Let A = {aⁱb^jc^k | i > j > k}. Use the pumping lemma for context-free languages to show that A is not context-free.

Answer 1

Assuming the question says a^ib^jc^k (^ depicts power here) i>j>k;

Solution:

This is a proof by contradiction.

Let's assume that the language A is context free, so, pumping Lemma must hold for A.

Let s = a^(n+2)b^(n+1)c^n since i>j>k, here, i = n+2, j = n+1, k = n; It can be seen that |s| >= n, we must express s as  uvwxy such that |vwx| <= n, |vx| >= 1. Since, |vwx| <= n, uvwxy can be expressed in five ways:

1.  vwx is a^p for some p<=n, p>=1
2.  vwx is a^p b^q for some p+q<=n, p+q>=1
3.  vwx is b^p for some p<=n, p>=1
4.  vwx is b^p c^q for some p+q<=n, p+q>=1
5.  vwx is c^q for some i<=n, i>=1

It is clear that vwx cannot contain both "a" and "c" because |vwx| <= n.

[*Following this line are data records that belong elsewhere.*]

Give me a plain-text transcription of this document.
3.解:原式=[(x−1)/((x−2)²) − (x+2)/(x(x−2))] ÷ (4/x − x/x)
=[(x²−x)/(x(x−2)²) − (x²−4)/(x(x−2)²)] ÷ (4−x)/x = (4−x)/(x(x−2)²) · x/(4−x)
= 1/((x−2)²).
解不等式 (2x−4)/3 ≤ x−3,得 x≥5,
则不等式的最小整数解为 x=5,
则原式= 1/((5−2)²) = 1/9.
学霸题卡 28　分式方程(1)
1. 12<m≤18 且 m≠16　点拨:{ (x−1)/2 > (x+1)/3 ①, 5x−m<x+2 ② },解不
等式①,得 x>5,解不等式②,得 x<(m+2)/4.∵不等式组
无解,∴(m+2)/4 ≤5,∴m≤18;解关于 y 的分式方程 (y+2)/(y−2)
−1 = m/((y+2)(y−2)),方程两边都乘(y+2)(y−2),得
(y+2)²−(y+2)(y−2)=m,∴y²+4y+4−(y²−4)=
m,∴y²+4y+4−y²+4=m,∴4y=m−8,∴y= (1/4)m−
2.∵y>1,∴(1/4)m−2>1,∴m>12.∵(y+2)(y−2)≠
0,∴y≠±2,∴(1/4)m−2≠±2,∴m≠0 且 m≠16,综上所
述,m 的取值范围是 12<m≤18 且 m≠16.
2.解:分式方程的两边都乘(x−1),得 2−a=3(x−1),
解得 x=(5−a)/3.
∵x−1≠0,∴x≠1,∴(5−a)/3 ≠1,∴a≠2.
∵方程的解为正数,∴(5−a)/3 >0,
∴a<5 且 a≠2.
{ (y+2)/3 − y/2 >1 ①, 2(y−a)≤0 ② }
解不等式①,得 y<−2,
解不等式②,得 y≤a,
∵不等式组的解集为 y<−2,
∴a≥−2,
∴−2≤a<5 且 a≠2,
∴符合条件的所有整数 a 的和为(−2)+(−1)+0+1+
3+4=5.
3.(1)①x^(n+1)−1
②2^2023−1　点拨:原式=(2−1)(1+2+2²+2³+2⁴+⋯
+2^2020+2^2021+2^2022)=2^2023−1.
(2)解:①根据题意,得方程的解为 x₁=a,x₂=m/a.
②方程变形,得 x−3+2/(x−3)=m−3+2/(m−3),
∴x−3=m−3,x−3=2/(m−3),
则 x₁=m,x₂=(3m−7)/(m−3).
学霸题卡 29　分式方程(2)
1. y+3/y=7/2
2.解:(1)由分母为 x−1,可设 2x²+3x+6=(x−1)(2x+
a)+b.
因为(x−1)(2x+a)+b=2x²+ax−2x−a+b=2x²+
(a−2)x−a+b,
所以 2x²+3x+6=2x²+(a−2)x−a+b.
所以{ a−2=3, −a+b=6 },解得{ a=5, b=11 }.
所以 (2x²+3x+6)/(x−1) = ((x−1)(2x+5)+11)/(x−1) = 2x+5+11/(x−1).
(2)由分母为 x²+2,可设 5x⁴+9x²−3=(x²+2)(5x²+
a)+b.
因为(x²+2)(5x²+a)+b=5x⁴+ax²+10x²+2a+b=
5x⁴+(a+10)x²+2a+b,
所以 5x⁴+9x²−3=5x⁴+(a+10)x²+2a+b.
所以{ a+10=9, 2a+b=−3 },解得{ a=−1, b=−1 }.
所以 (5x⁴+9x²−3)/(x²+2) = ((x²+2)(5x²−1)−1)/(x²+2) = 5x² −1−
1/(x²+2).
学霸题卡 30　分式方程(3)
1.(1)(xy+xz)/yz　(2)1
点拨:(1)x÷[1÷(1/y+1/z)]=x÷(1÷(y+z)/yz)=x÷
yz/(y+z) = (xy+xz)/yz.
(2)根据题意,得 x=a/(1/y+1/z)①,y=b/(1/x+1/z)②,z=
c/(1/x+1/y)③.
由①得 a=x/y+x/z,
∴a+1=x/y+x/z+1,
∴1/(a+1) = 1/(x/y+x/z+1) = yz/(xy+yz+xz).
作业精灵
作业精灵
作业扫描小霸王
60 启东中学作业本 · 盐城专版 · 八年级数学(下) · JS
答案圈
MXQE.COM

So, for all the cases, if it is a context free language

u v^i w x^i y, i >= 0, should be in the language.

Disproving all the cases:

Case 5: if i=2, "c" will be added to the string making count of "c" n+1, which is not in the language.

eg: uv(vwx)xy, uv(c^q)xy, thus having more than n c;

Case 2: if i=2 either no. of "a" > no. of "b" or no. of "b" > no. of "a".

Case 3: same as in case 5, no. of "b" = no. of "c", j>k condition doesn't hold.

Case 4: if i=0, uvwxy -> u(w)y -> u(bc)y -> say y is "c" and u is "a" -> abcc, j>k condition doesn't hold.

Case 1: vwx = a^p, let p=1, u(vxw)y -> u(a)y, y = bbbc, u=a, aabbbc, i>j>k condition doesn't hold.

So, the language is not context free.

It can also be proved like since the language a^ib^jc^k i<j<k is not context free so the above given language will also not be context free.